Artificial Intelligence-Enabled Referral Pathways for Early Diagnosis of Complications Arising from Diabetes: Application to Diabetic Retinopathy
Background
Diabetic Retinopathy (DR) is one of the leading causes of vision loss among diabetic patients. A complication of diabetes, DR is preventable through timely screening and diagnosis. To combat the delay in diagnosis through traditional methods, our project aims to implement AI-enabled systematic screening at diabetic clinics to enhance accuracy of diagnosis. Timely and accurate diagnosis and streamlined referral system for the diagnosed diabetics can help minimize vision loss in them.
About the Study
AI-enabled screening systems will be installed in IDEA clinics where diabetic patients are monitored and treated. The study will assess whether these systems assist in earlier detection of visual impairment in patients in comparison to traditional tertiary care methods.

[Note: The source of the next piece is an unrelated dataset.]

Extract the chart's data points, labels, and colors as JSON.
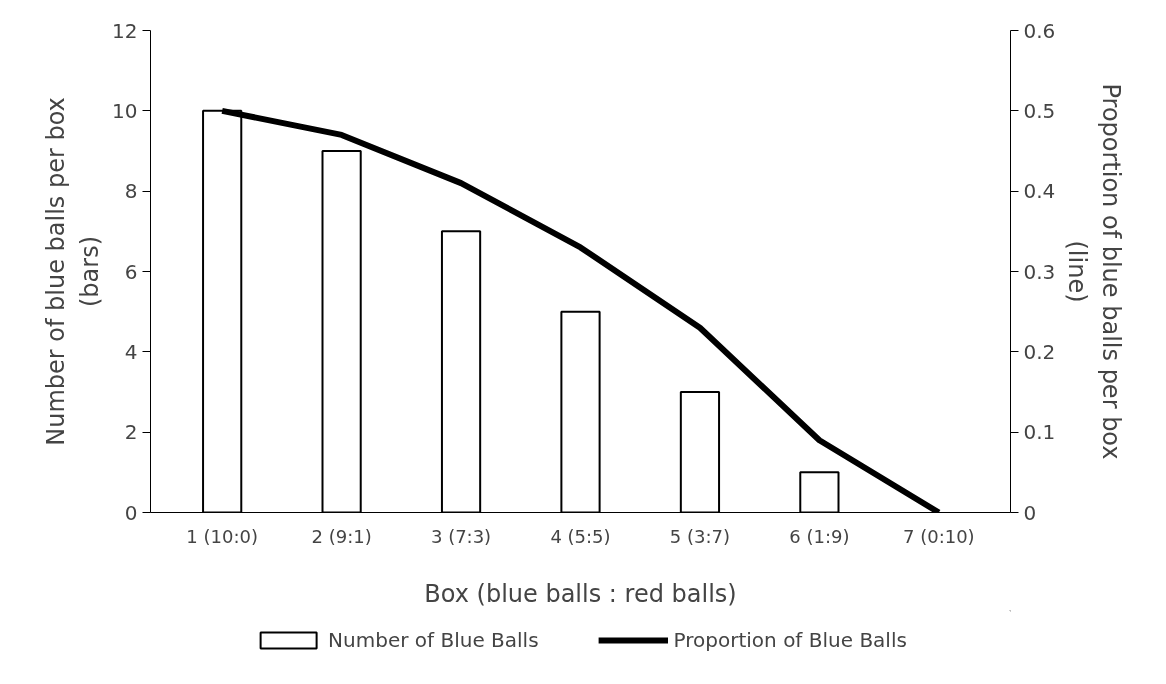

Other than the effectiveness of AI enabled screening, its cost-effectiveness and its impact on follow-up adherence will also be assessed.
Methodology
The study will use a prospective cohort design that means studying a group of people over a period of time to assess their response to exposure to a factor over that period. Then a relationship between the outcome and factor they were exposed to is derived. Similarly, Diabetic patients at these clinics will be screened with AI-enabled systems by trained staff. Outcomes for the study cohort will then be compared to the patients at regular eye clinics. Key metrics will include:
- Accuracy of DR diagnosis
- Referral rates
- Treatment uptake
- Patient satisfaction
- Cost effectiveness to ascertain the economic viability of AI assisted screenings
In nutshell, the study aims to establish the usefulness and economic viability of AI technology in DR screening and diagnosis.
Intended Outcomes
By establishing the efficiency of AI-enabled screening for DR, the study will generate evidence to facilitate early detection and thus reduce the risk of vision loss among diabetics. Also, the study will generate insights to support policies and practices for enhanced DR management. Ethical considerations like informed consent and participant welfare, will be paramount to ensure sustainable healthcare advancement and responsible use of technology.